Однажды ночью резко застучали. Мы ждали, мы знали, что раздастся стук, неизбежный, неумолимый. И мы готовились к этому стуку. Из последней комнаты, в которой спали мои родители и я, шел черный ход во двор, со двора калитка вела на огород, дальше огородами можно было пробраться к городскому выгону. Мои родители все это заранее высмотрели. У своей кровати каждую ночь они клали краюху хлеба с вареными картошками.

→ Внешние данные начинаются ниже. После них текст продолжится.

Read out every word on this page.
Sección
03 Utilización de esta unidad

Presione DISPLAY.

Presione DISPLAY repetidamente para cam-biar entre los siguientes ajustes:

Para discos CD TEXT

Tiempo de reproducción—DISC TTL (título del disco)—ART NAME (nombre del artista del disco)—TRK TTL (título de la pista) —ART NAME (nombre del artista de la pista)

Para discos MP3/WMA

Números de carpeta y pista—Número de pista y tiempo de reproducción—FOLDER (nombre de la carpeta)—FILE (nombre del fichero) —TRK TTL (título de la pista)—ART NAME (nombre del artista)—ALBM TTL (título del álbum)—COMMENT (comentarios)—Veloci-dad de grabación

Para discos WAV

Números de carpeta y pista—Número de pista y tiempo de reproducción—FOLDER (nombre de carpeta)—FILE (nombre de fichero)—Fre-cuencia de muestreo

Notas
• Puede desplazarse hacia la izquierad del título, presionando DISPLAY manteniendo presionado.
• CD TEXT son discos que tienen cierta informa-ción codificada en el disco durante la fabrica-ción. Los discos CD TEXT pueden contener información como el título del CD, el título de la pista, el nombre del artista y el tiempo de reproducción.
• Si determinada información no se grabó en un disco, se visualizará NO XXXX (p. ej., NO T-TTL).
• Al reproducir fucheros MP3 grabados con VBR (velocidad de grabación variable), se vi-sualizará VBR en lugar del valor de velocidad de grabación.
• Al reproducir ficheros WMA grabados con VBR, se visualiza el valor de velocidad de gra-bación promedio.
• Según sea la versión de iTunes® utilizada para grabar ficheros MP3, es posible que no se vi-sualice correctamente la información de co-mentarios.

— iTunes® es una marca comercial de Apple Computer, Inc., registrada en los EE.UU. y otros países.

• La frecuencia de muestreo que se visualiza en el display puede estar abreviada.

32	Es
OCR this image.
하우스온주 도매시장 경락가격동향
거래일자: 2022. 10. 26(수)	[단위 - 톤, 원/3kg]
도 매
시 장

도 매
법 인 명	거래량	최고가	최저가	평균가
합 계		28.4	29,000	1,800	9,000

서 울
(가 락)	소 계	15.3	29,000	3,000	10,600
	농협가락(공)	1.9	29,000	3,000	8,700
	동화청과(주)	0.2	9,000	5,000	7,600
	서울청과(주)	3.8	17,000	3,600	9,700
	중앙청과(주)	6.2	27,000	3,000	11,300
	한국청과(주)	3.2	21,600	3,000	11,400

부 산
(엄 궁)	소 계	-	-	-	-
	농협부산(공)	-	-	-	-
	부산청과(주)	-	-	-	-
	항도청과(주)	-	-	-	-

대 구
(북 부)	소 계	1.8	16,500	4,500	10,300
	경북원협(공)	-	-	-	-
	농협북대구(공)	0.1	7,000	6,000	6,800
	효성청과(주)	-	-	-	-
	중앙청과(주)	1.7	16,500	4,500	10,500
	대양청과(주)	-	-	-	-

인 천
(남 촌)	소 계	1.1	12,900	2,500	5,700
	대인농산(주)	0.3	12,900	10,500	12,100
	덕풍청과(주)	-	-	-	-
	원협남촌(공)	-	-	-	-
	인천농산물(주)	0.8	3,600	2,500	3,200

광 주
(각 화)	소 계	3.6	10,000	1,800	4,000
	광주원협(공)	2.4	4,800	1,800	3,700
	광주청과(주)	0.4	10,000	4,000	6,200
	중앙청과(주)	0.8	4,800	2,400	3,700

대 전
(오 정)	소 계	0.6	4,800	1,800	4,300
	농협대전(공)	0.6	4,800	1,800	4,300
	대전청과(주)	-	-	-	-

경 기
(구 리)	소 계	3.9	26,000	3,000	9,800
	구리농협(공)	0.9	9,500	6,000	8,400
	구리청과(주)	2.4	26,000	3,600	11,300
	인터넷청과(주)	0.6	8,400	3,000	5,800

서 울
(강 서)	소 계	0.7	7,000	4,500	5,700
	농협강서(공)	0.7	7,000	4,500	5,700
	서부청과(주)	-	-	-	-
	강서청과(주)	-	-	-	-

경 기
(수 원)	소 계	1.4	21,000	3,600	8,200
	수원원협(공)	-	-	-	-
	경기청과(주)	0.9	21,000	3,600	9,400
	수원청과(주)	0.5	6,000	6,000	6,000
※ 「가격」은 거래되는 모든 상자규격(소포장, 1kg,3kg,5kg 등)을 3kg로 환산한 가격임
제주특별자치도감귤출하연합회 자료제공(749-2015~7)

Я проснулся, услышал, как мать шептала отцу:
— Скорей, скорей! Стучат!
Отец быстро оделся, выскочил в темноту ночи через черный ход. Владимир запер за ним дверь на крючок. А мать в это время нарочно медленно возилась у наружной двери, в которую неистово барабанили.
Вошли двое чекистов в кожаных куртках, с револьверами, их сопровождал солдат с винтовкой. Потребовали засветить огонь, прошли по всем комнатам, заглянули под кровати. Мать предложила им показать ордер. Они что-то резко ответили и спросили — где ее муж?
А не было не только его, но и сестры Лины. Но она иногда оставалась ночевать в Общине у Анны Васильевны Бибиковой, с которой, несмотря на разницу возрастов, дружила.
Моя мать стала говорить, что сама беспокоится, почему нет ее мужа, что он со службы не возвращался. В это время застучали в дверь с черного хода. Один из чекистов бросился с револьвером и свечкой открывать.
На пороге появился тяжело дышавший придурковатый брат хозяина, жених без невесты. Задыхаясь после быстрого бега, проглатывая концы слов, он кое-как объяснил, что вышел во двор по нужде и увидел, как с нашего черного крыльца быстро спустился кто-то, побежал к калитке. Он бросился за ним, да не догнал и вернулся…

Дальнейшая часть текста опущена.